Fig. 7. Dapl1-mediated NFATc2 inhibition contributes to regulation of Havcr2 expression and CD8 T cell functions.

a,b, qRT-PCR analysis of Havcr2 mRNA in activated CD8 T cells (a) or in vitro exhausted CD8 T cells (b) from the indicated mouse strains, stimulated for 6 h with anti-CD3 and anti-CD28. n =6 per genotype. c, ChIP assay of the recruitment of NFATc2 to various regions of the Havcr2 promoter in naive CD8 T cells from uninfected wildtype mice or CD8⁺CD44⁺GP33⁺ cells from LCMV clone 13-infected (for 4 weeks) mice. n =4 per genotype. d, ChIP assays of the binding of NFATc2 to the indicated regions of Havcr2 promoter in CD8⁺CD44⁺GP33⁺ cells derived from wildtype or Dapl1 KO mice infected with LCMV clone 13 for 4 weeks. n =4 per genotype. e,f, Schematic of experimental design (e) and immunoblot analysis of endogenous wildtype NFATc2 and transduced HA-tagged NFATc2 mutants in Nfatc2 KO or Dapl1 KO CD8 T cells infected with vector control (Mock), CA-RIT-NFATc2 or DBDmut-CA-RIT-NFATc2 (f), n = 2 biologically independent experiments. g-i,Tumor growth curve (g), mouse survival plot (h), and flow cytometry analysis of the frequency of IFN-γ-, TNF-α- and Granzyme B-producing CD8 T cells in the tumor (i) of B16-OVA tumor-bearing B6.SJL mice adoptively transferred with the indicated OTI effector CD8 T cells depicted in e. n = 6 (g,i) or n = 8 (h) per genotype.
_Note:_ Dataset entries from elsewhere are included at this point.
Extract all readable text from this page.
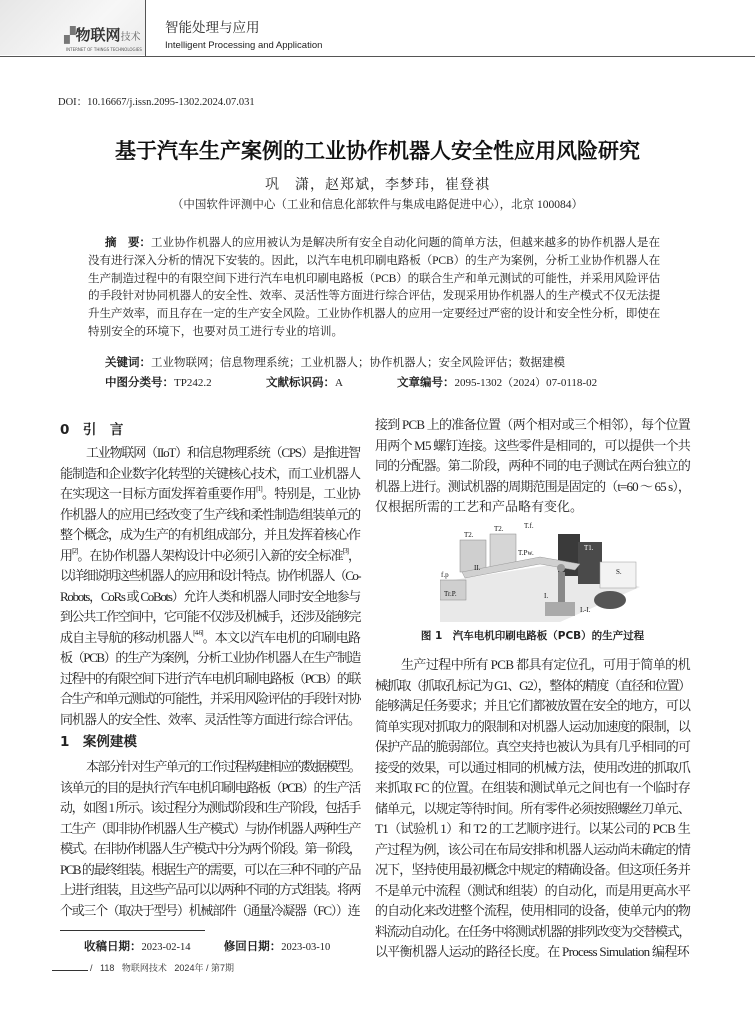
▞物联网技术
INTERNET OF THINGS TECHNOLOGIES
智能处理与应用
Intelligent Processing and Application
DOI：10.16667/j.issn.2095-1302.2024.07.031
基于汽车生产案例的工业协作机器人安全性应用风险研究
巩　潇，赵郑斌，李梦玮，崔登祺
（中国软件评测中心（工业和信息化部软件与集成电路促进中心），北京 100084）
摘　要：工业协作机器人的应用被认为是解决所有安全自动化问题的简单方法，但越来越多的协作机器人是在
没有进行深入分析的情况下安装的。因此，以汽车电机印刷电路板（PCB）的生产为案例，分析工业协作机器人在
生产制造过程中的有限空间下进行汽车电机印刷电路板（PCB）的联合生产和单元测试的可能性，并采用风险评估
的手段针对协同机器人的安全性、效率、灵活性等方面进行综合评估，发现采用协作机器人的生产模式不仅无法提
升生产效率，而且存在一定的生产安全风险。工业协作机器人的应用一定要经过严密的设计和安全性分析，即使在
特别安全的环境下，也要对员工进行专业的培训。
关键词：工业物联网；信息物理系统；工业机器人；协作机器人；安全风险评估；数据建模
中图分类号：TP242.2	文献标识码：A	文章编号：2095-1302（2024）07-0118-02
0　引　言
工业物联网（IIoT）和信息物理系统（CPS）是推进智
能制造和企业数字化转型的关键核心技术，而工业机器人
在实现这一目标方面发挥着重要作用[1]。特别是，工业协
作机器人的应用已经改变了生产线和柔性制造/组装单元的
整个概念，成为生产的有机组成部分，并且发挥着核心作
用[2]。在协作机器人架构设计中必须引入新的安全标准[3]，
以详细说明这些机器人的应用和设计特点。协作机器人（Co-
Robots，CoRs 或 CoBots）允许人类和机器人同时安全地参与
到公共工作空间中，它可能不仅涉及机械手，还涉及能够完
成自主导航的移动机器人[4-6]。本文以汽车电机的印刷电路
板（PCB）的生产为案例，分析工业协作机器人在生产制造
过程中的有限空间下进行汽车电机印刷电路板（PCB）的联
合生产和单元测试的可能性，并采用风险评估的手段针对协
同机器人的安全性、效率、灵活性等方面进行综合评估。
1　案例建模
本部分针对生产单元的工作过程构建相应的数据模型。
该单元的目的是执行汽车电机印刷电路板（PCB）的生产活
动，如图 1 所示。该过程分为测试阶段和生产阶段，包括手
工生产（即非协作机器人生产模式）与协作机器人两种生产
模式。在非协作机器人生产模式中分为两个阶段。第一阶段，
PCB 的最终组装。根据生产的需要，可以在三种不同的产品
上进行组装，且这些产品可以以两种不同的方式组装。将两
个或三个（取决于型号）机械部件（通量冷凝器（FC））连
接到 PCB 上的准备位置（两个相对或三个相邻），每个位置
用两个 M5 螺钉连接。这些零件是相同的，可以提供一个共
同的分配器。第二阶段，两种不同的电子测试在两台独立的
机器上进行。测试机器的周期范围是固定的（t=60 ～ 65 s），
仅根据所需的工艺和产品略有变化。
T2.
T2.	T.f.
T1.
T1.
T.Pw.
S.
f.p
II.
Tr.P.	I.
I.-I.
图 1　汽车电机印刷电路板（PCB）的生产过程
生产过程中所有 PCB 都具有定位孔，可用于简单的机
械抓取（抓取孔标记为 G1、G2），整体的精度（直径和位置）
能够满足任务要求；并且它们都被放置在安全的地方，可以
简单实现对抓取力的限制和对机器人运动加速度的限制，以
保护产品的脆弱部位。真空夹持也被认为具有几乎相同的可
接受的效果，可以通过相同的机械方法，使用改进的抓取爪
来抓取 FC 的位置。在组装和测试单元之间也有一个临时存
储单元，以规定等待时间。所有零件必须按照螺丝刀单元、
T1（试验机 1）和 T2 的工艺顺序进行。以某公司的 PCB 生
产过程为例，该公司在布局安排和机器人运动尚未确定的情
况下，坚持使用最初概念中规定的精确设备。但这项任务并
不是单元中流程（测试和组装）的自动化，而是用更高水平
的自动化来改进整个流程，使用相同的设备，使单元内的物
料流动自动化。在任务中将测试机器的排列改变为交替模式，
以平衡机器人运动的路径长度。在 Process Simulation 编程环
收稿日期：2023-02-14	修回日期：2023-03-10
/   118 物联网技术 2024年 / 第7期
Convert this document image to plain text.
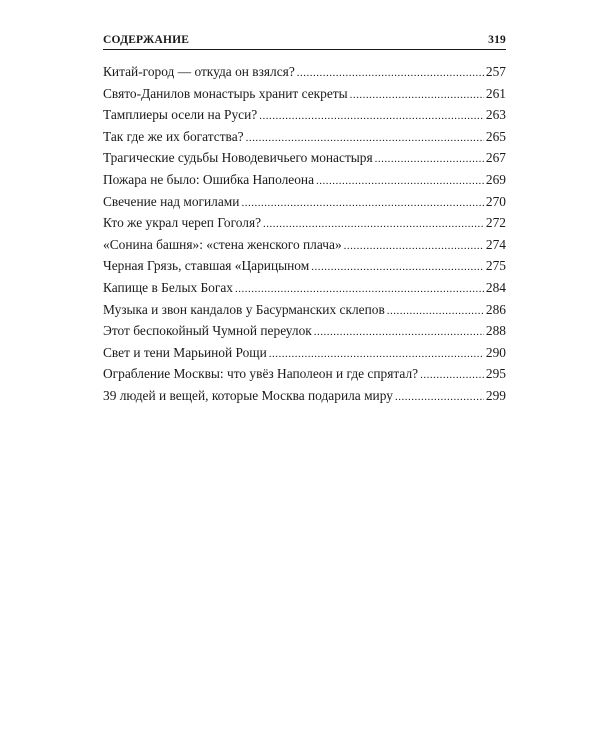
СОДЕРЖАНИЕ	319
Китай-город — откуда он взялся? .....	257
Свято-Данилов монастырь хранит секреты .....	261
Тамплиеры осели на Руси? .....	263
Так где же их богатства? .....	265
Трагические судьбы Новодевичьего монастыря .....	267
Пожара не было: Ошибка Наполеона .....	269
Свечение над могилами .....	270
Кто же украл череп Гоголя? .....	272
«Сонина башня»: «стена женского плача» .....	274
Черная Грязь, ставшая «Царицыном .....	275
Капище в Белых Богах .....	284
Музыка и звон кандалов у Басурманских склепов .....	286
Этот беспокойный Чумной переулок .....	288
Свет и тени Марьиной Рощи .....	290
Ограбление Москвы: что увёз Наполеон и где спрятал? .....	295
39 людей и вещей, которые Москва подарила миру .....	299
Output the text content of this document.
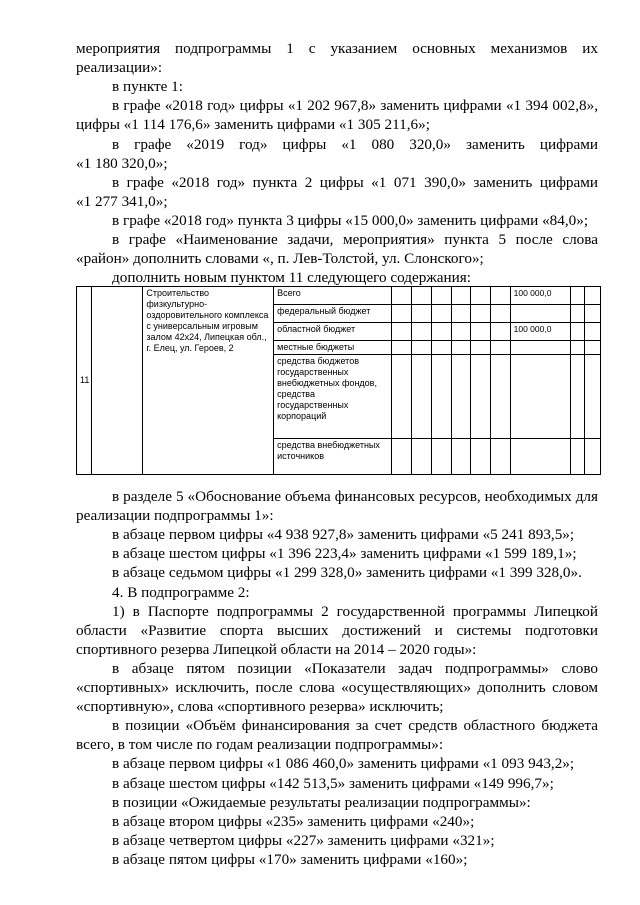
мероприятия подпрограммы 1 с указанием основных механизмов их
реализации»:
в пункте 1:
в графе «2018 год» цифры «1 202 967,8» заменить цифрами «1 394 002,8»,
цифры «1 114 176,6» заменить цифрами «1 305 211,6»;
в графе «2019 год» цифры «1 080 320,0» заменить цифрами
«1 180 320,0»;
в графе «2018 год» пункта 2 цифры «1 071 390,0» заменить цифрами
«1 277 341,0»;
в графе «2018 год» пункта 3 цифры «15 000,0» заменить цифрами «84,0»;
в графе «Наименование задачи, мероприятия» пункта 5 после слова
«район» дополнить словами «, п. Лев-Толстой, ул. Слонского»;
дополнить новым пунктом 11 следующего содержания:
11		Строительство физкультурно-оздоровительного комплекса с универсальным игровым залом 42х24, Липецкая обл., г. Елец, ул. Героев, 2	Всего							100 000,0		
			федеральный бюджет									
			областной бюджет							100 000,0		
			местные бюджеты									
			средства бюджетов государственных внебюджетных фондов, средства государственных корпораций									
			средства внебюджетных источников									
в разделе 5 «Обоснование объема финансовых ресурсов, необходимых для
реализации подпрограммы 1»:
в абзаце первом цифры «4 938 927,8» заменить цифрами «5 241 893,5»;
в абзаце шестом цифры «1 396 223,4» заменить цифрами «1 599 189,1»;
в абзаце седьмом цифры «1 299 328,0» заменить цифрами «1 399 328,0».
4. В подпрограмме 2:
1) в Паспорте подпрограммы 2 государственной программы Липецкой
области «Развитие спорта высших достижений и системы подготовки
спортивного резерва Липецкой области на 2014 – 2020 годы»:
в абзаце пятом позиции «Показатели задач подпрограммы» слово
«спортивных» исключить, после слова «осуществляющих» дополнить словом
«спортивную», слова «спортивного резерва» исключить;
в позиции «Объём финансирования за счет средств областного бюджета
всего, в том числе по годам реализации подпрограммы»:
в абзаце первом цифры «1 086 460,0» заменить цифрами «1 093 943,2»;
в абзаце шестом цифры «142 513,5» заменить цифрами «149 996,7»;
в позиции «Ожидаемые результаты реализации подпрограммы»:
в абзаце втором цифры «235» заменить цифрами «240»;
в абзаце четвертом цифры «227» заменить цифрами «321»;
в абзаце пятом цифры «170» заменить цифрами «160»;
Data are pooled from two independent experiments (e-i), Summary data are shown as the mean±s.d. with P values determined using a two-tailed unpaired Student’s t-test (a,b,d,i), two-sided log-rank Mantel–Cox tests (h) and two-way ANOVA with Bonferroni correction (g). ns, not significant.